The outlook is somewhat brighter for another Contra the Heard choice, Norsat International (TSX-NII). Say the investors: “The maker of satellite communications equipment has been the perpetual tease, showing signs of progress with a significant contract here, an occasional good quarter there, and tantalizing reports of new gizmos to excite the imagination.”

Still, the overall pattern has been one of disappointment. This is one satellite that just can’t quite get launched. Maybe the time is now.

“Dare we say it, these folks really do seem to have turned over a new leaf in the past year,” say the Contra Guys. Expenses are more tightly controlled, debt paid off and new contracts signed with the U.S. military. Revenues are in double digits and four profitable quarters have been put together. They hope that a promising CEO, Ms. Aimee Chan, will be given time, “because this organization has a tendency to change CEOs more often than Moore’s announces a seasonal suit sale.” The stock, which they bought at $0.65 last year, opened today at $0.72.

Thus they find themselves in the burgeoning industry of mobile satellite communications. “Does this turn us from contrarians into growth players?”

Probably not. And there are undoubtedly many investors friendly to growth stocks that wouldn’t touch this one with a ten-foot pole. But then it wouldn’t be a contrarian investment if everybody liked it. Some might even make the case that contrarians must have a deeper understanding of the market than those who go with the flow. But that’s a debate for another day.

In the meantime, we’ll let the Contra Guys have the last word, because it puts all the agony and the ecstasy of investing in perspective.
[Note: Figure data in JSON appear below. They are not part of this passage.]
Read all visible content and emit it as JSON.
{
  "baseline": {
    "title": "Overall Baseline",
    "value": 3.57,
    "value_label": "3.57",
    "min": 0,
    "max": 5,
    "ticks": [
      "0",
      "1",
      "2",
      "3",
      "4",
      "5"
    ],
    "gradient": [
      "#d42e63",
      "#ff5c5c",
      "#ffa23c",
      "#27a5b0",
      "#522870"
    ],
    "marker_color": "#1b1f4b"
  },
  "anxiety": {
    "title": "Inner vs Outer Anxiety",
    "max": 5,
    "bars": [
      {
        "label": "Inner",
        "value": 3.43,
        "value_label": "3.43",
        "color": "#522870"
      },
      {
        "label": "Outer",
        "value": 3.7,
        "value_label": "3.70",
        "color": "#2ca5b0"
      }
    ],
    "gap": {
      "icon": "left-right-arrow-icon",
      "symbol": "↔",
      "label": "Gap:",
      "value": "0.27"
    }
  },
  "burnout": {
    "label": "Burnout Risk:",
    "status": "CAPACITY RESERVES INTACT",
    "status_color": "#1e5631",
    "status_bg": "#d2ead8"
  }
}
They admit that this year figures “took a toll on our egos and our wallets.” But they do not put all of their eggs in the Contra basket.

“Our lifestyles remained balanced with other pursuits, and we enjoy the quality of life this tremendously free and peaceful country offers. Irrespective of how many reincarnations we may or may not have, this is the life we know, and what a waste it would be not to enjoy it.”